Messerstecher getötet

Streifenwagen und Beamte vor dem Polizeipräsidium in Oberhausen. Bild: dpa

In Oberhausen zückt auf dem Polizeipräsidium ein Mann ein Messer, sticht auf einen anderen ein und attackiert Polizisten. Einer der Beamten zieht die Waffe und schießt.

Der Mann sei mit einem Messer bewaffnet gewesen, er habe zunächst einen anderen Mann verletzt und danach die Polizisten bedroht, sagte ein Sprecher der Polizei Essen. Gegen 3 Uhr hatte der 39-Jährige in einem Vorraum des Präsidiums im Streit auf einen anderen Mann eingestochen, wie die Polizei mitteilte. Beamte hätten ihn daraufhin mehrfach aufgefordert, das Messer niederzulegen. Als er dem nicht nachgekommen sei, habe ein Polizist mehrere Schüsse abgefeuert und den 39-Jährigen getötet.

Staatsanwaltschaft prüft

Das 21-jährige Opfer der ersten Messerattacke wurde verletzt. Es bestehe aber keine Lebensgefahr, sagte der Sprecher. Er war mit seiner Freundin auf dem Präsidium. Ob das Pärchen den 39-Jährigen kannte und wie es zu dem Streit kam, war unklar. Auch müsse noch geklärt werden, ob der Polizist vor den tödlichen Schüssen einen Warnschuss abgegeben hat. Polizisten dürfen nach Angaben des Innenministeriums aus zwei Gründen schießen: aus Notwehr oder aus Nothilfe für andere. Nach einem Vorfall prüft standardmäßig die Staatsanwaltschaft, ob der Schusswaffengebrauch rechtmäßig war.

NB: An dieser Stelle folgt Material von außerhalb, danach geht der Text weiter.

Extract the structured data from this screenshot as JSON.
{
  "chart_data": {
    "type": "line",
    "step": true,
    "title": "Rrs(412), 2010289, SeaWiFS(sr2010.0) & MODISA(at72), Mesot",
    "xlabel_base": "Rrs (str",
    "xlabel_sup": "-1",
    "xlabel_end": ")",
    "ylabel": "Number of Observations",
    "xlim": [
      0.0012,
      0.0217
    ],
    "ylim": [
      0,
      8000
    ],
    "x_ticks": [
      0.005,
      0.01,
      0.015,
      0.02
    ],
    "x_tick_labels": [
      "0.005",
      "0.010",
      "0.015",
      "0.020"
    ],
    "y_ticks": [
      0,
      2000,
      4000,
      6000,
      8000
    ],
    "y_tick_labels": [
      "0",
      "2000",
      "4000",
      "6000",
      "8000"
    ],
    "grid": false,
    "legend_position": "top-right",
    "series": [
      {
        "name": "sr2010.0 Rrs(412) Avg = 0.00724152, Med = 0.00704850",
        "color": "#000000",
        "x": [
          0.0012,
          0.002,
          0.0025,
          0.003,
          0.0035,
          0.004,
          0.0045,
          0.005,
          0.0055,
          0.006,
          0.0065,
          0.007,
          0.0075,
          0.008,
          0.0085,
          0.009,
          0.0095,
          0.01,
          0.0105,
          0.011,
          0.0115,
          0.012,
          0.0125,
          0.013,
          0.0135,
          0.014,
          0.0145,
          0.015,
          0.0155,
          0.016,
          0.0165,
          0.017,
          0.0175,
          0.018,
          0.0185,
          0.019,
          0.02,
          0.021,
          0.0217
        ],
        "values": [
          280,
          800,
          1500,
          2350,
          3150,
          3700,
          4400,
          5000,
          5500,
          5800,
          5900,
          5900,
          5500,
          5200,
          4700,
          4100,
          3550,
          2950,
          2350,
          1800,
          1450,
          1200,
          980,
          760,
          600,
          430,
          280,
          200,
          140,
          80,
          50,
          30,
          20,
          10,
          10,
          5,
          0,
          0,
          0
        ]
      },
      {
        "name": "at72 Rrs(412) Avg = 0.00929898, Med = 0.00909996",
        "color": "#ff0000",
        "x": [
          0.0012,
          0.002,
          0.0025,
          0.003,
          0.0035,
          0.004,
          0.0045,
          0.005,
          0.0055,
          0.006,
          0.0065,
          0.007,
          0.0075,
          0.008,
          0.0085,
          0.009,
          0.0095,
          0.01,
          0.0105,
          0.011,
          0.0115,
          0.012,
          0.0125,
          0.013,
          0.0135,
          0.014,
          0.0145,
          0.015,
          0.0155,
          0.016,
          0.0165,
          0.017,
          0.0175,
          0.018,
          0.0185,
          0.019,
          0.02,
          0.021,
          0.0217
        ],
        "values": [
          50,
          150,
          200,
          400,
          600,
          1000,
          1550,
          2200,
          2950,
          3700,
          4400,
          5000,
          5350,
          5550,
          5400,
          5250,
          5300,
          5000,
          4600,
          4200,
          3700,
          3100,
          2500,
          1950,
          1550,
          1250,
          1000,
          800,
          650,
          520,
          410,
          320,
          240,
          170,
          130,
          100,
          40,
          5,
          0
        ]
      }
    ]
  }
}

Die Gewerkschaft der Polizei (GdP) zeigte nach dem bisherigen Stand der Ermittlungen Verständnis für die Reaktion des Beamten: "Den Kollegen wird im Training beigebracht, nach einer erfolglosen Warnung zu schießen", sagte der GdP-Landesvorsitzende Arnold Plickert der dpa. Einen Warnschuss oder einen Schuss zum Beispiel in die Beine müsse ein Polizist nur abgeben, wenn ihm ausreichend Zeit dafür bleibe.

"Jeder mit Messer"

Die Schüsse in Oberhausen seien auch ein Zeichen eines gesellschaftlichen Problems, sagte der GdP-Vorsitzende weiter. "Heutzutage scheint jeder mit einem Messer durch die Gegend zu laufen." Der jüngste Fall weckt Erinnerungen an einen angeschossenen Flüchtling in Bonn: Der 23-Jährige hatte am Samstag in einem Flüchtlingsheim einen Landsmann mit einem Messer verletzt. Wenig später soll der Mann aus dem Fenster mit zwei Messern auf Polizisten losgegangen sein. Dabei wurde er angeschossen und verletzt.